To call the output of interpreting data a piece of science can mislead, as it suggests that its conclusions are beyond challenge. If that were so, then all commercial product launches would be guaranteed success stories and Prof. Neil Ferguson’s Covid-19 forecasting model would have been automatically right. His data was undoubtedly valid, the problem was that the model used to interpret the data was shown to be flawed.
The contributions of public health leaders to the fight against Covid-19 have been significant. They have stepped up to the plate and taken responsibility when the nation needed them. Before Covid, their attention in preventing disease in the population was mostly focused on so-called ‘non-communicable disease’ or illness brought about by lifestyle choices (alcohol use, bad diet, lack of exercise, smoking). To prove the case for state intervention in lifestyles, campaigners rely on data collection, analysis and forecasting – a case that is then often presented as indisputable scientific truth. This lobbying method has convinced UK governments of the need to introduce a sugar tax on soft drinks, minimum alcohol pricing and cigarette plain packaging. Chris Snowdon, Head of Lifestyle Economics at the Institute of Economic Affairs has long been tracking the quality of the ‘science’ used by public health campaigners and his blog is revealing.
In a post-lockdown world, the threat of communicable disease like Covid-19 will undoubtedly remain prominent on the ‘must sort out’ wallchart. Only a vaccine or effective treatment available to all citizens can diminish that priority. Unless or until proper scientific advances are made, focus will remain on helping the population be more resilient to withstand Covid-19 and other viruses and diseases.

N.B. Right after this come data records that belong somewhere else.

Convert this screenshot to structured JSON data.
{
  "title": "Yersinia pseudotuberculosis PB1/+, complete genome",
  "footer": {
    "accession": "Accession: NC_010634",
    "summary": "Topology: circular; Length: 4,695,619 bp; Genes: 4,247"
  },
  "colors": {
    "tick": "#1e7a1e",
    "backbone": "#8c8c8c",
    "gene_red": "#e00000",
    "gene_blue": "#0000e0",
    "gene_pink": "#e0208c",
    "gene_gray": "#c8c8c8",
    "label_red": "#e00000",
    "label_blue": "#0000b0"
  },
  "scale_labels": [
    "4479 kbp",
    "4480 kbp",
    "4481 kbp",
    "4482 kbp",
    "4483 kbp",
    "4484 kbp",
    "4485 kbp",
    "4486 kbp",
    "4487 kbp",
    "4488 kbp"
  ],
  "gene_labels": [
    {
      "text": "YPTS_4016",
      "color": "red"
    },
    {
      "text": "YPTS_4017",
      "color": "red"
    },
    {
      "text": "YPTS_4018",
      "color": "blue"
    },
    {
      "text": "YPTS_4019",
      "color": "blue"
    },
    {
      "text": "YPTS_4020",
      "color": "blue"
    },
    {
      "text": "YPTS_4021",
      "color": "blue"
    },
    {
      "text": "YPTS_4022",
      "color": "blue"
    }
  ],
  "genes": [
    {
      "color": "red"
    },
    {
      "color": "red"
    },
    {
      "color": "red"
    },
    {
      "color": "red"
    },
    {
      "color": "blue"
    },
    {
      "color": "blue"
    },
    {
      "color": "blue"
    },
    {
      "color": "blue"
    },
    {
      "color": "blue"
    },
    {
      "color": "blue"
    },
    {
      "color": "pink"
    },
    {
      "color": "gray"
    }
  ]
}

The Prime Minister himself has acknowledged that his being overweight hindered him in his recovery from the virus and is said to be determined to do something about it. Given his position, there is logic in him wanting to try to protect others from a similar disadvantage and look for ways to help people become more fit and resilient.
The public health community by now has the entire Cabinet on proverbial speed dial and will be only too ready to propose its regulatory solutions backed up with copious amounts of data, analysis and forecasting accumulated over the years.
Businesses concerned that their products might risk getting knocked down on this public health data superhighway may be working on their response scenarios for future regulatory pressure. As they prepare to send a torrent of data traffic they should be undeterred by attempts to discredit their data as being ‘self-serving’ and therefore unscientific and unreliable.